Mal abgesehen von den erforderlichen engagierten Juristen, für die Tagebauseen im Leipziger Umland gab es noch zu Zeiten des Regierungspräsidiums eine mit den Gemeinden das Grünen Rings abgestimmte Entwicklungskonzeption, welcher See touristisch genutzt werden könnte und welcher der Natur überlassen bleiben sollte. Davon will wohl keiner der Verantwortlichen in der Regionalplanung bzw. der Bürgermeister in den Gemeinden mehr etwas wissen? Da kann man nur hoffen, das beim Land Sachsen eine Konzeption vorliegt.

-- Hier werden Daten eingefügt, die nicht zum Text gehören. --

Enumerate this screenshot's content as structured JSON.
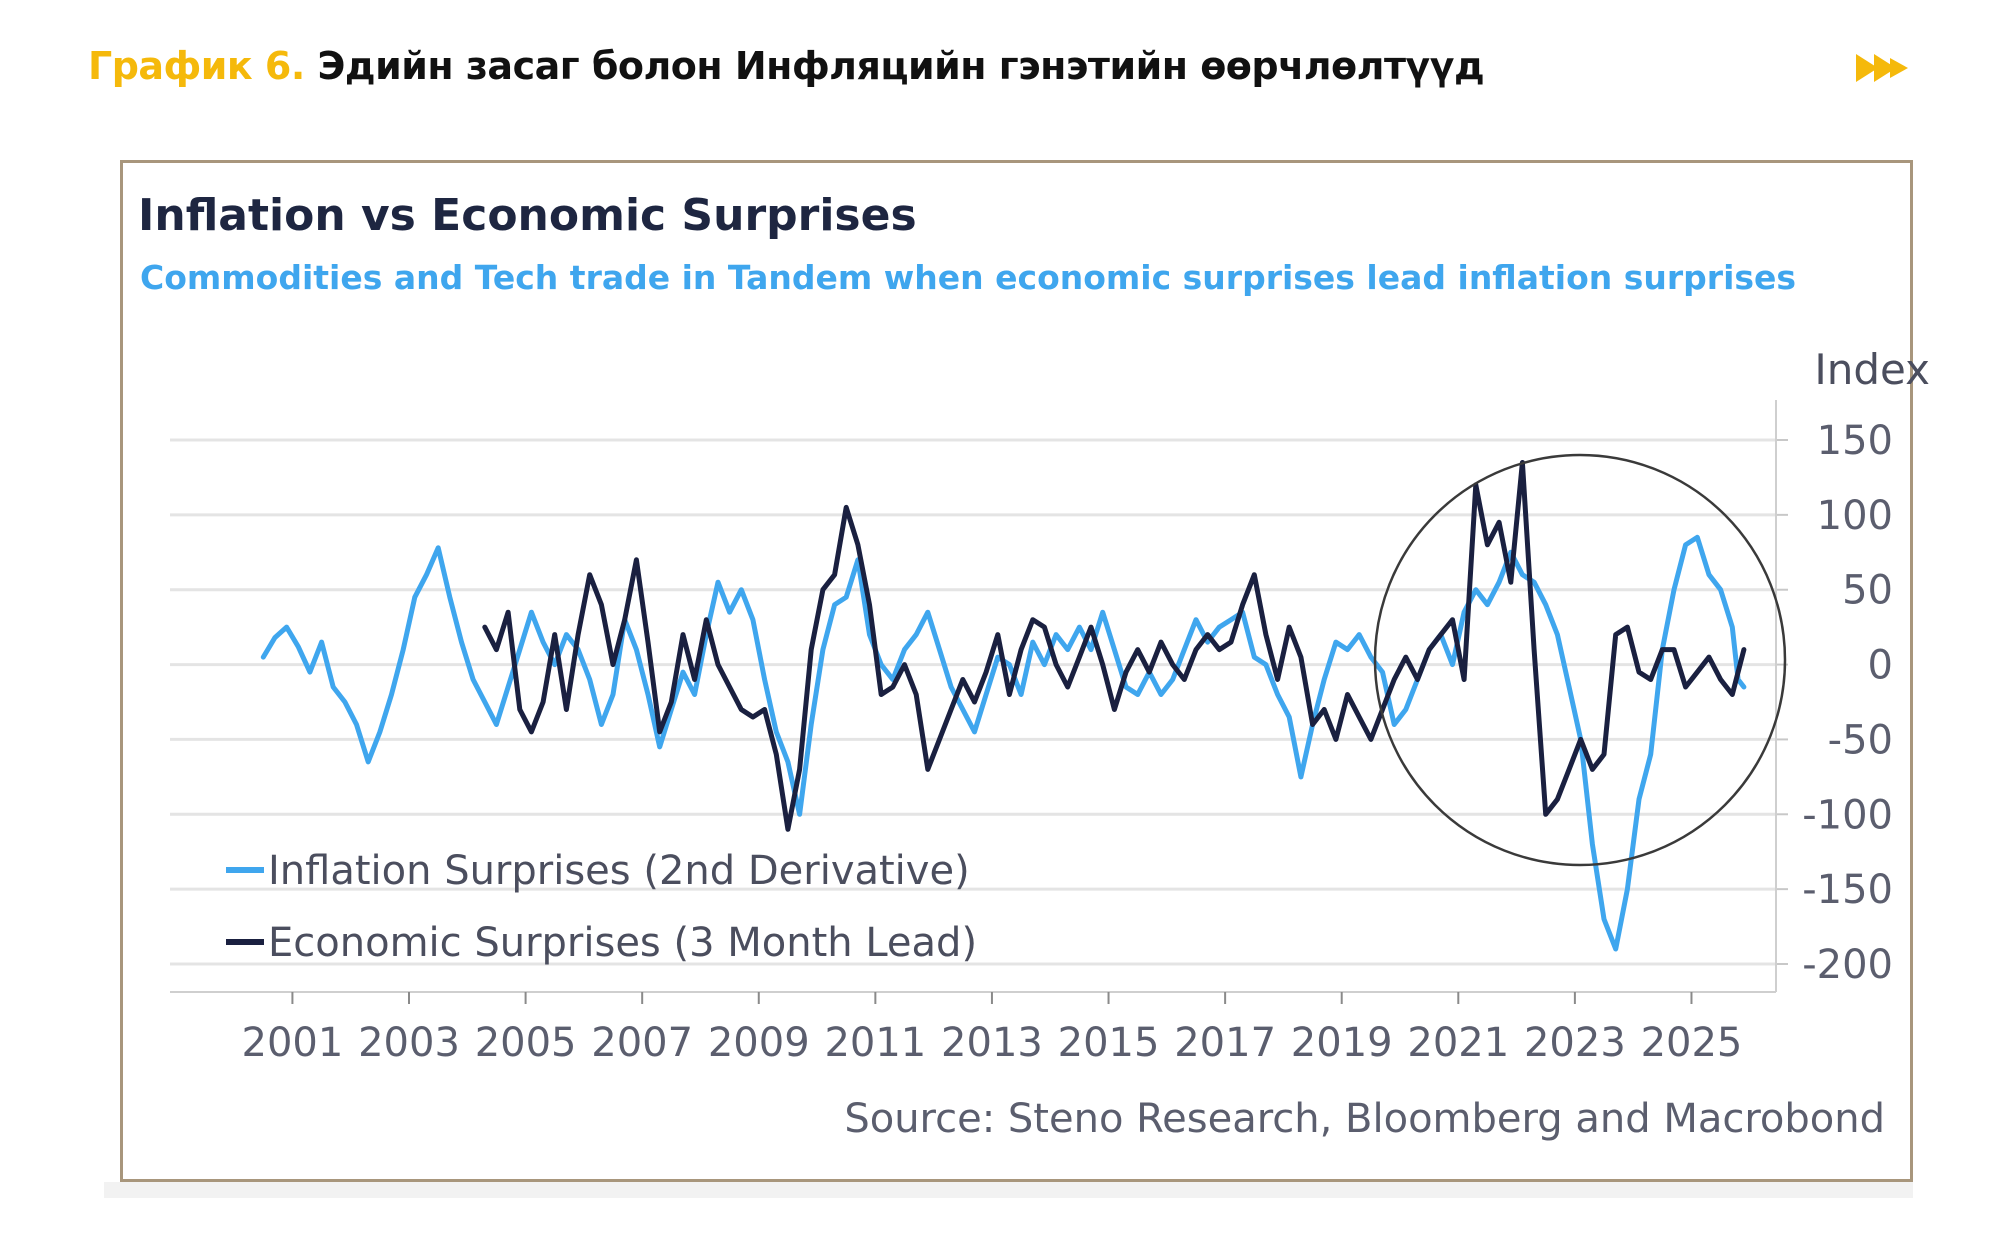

Harald Krug gehörte zu den Aktionisten des Naturschutz vor und nach der Wende. Heute bedarf es im Kampf gegen naturzerstörerische Projekte aber besonders juristisch versierter Idealisten. Die Chancen gegen das Projekt stehen angesichts der Betroffenheit des europäischen Schutzgebietes gut. Hier sollte man nicht emotional sondern rational konkret reagieren. Surfer haben eine sehr hohe Scheuchwirkung für Vögel. Die Argumente sind offensichtlich auf Seiten des Naturschutzes.Die Journalie hilft viele Menschen plakativ zu animieren, hier siegt ein aber einziger motivierter Jurist.